According to Dynes, this tactic is commonly used by Trump to support those who support him and oppose those who oppose him, and these incidents are in line with his campaign’s strategy to get his supporters out to vote.

Busby added that Trump usually makes these statements after receiving criticism and facing pressure for things that he said. It is Trump’s pattern to sometimes take “maybe a more muddled, unclear position and then afterward really kind of fix it.” One of the political reasons for this pattern could be trying to show Trump doesn’t support white supremacists while not alienating white groups who might have concerns about racial progress.

“I think it is clear that his political coalition includes people who are maybe uneasy or unhappy with their current state of racial affairs in the United States that feel like they’ve been left behind. Whites who feel like they’ve been left behind, (and) whites who feel like racial progress has come at their expense,” Busby said.

How will this affect voters?

While racism has been a larger topic in this year’s presidential election, how the issue will affect voters has yet to be seen.

Dynes said a voter’s party affiliation is still more likely to determine how that person votes than the recent rhetoric around race. “(But) people’s racial considerations can also impact which party they identify with to begin with.”

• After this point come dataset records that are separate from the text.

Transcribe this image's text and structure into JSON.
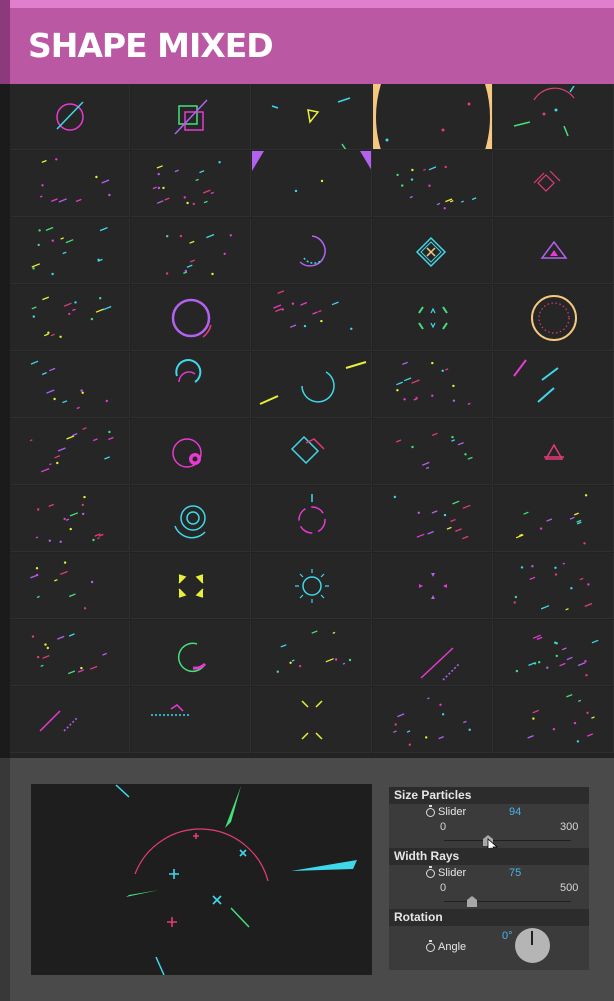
{
  "header": {
    "title": "SHAPE MIXED"
  },
  "grid": {
    "columns": 5,
    "rows": 10
  },
  "controls": {
    "size_particles": {
      "section": "Size Particles",
      "type": "Slider",
      "value": "94",
      "min": "0",
      "max": "300"
    },
    "width_rays": {
      "section": "Width Rays",
      "type": "Slider",
      "value": "75",
      "min": "0",
      "max": "500"
    },
    "rotation": {
      "section": "Rotation",
      "type": "Angle",
      "value": "0°"
    }
  },
  "colors": {
    "header": "#bb58a4",
    "accent_blue": "#4ab3e8",
    "cyan": "#3fd8e8",
    "magenta": "#e63ad0",
    "pink": "#e23b7a",
    "yellow": "#e8f03a",
    "green": "#44e07a",
    "purple": "#b362f0"
  },
  "icons": [
    "stopwatch-icon",
    "mouse-cursor-icon",
    "angle-dial-icon"
  ]
}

However, Dynes said Trump’s rhetoric might turn away some voters, specifically moderate Republicans. “At the same time, it might attract some voters, and it seems to speak to (some parts of his base),” he said. “My sense of it overall, it hurts President Trump more than it helps in his reelection efforts.”

On the left side, Busby said Biden’s hesitancy to push Trump harder to condemn white supremacy during the debate, and Biden’s gaffes about race leave some communities of color wanting to see the former vice president be more forceful in his own statements condemning racism.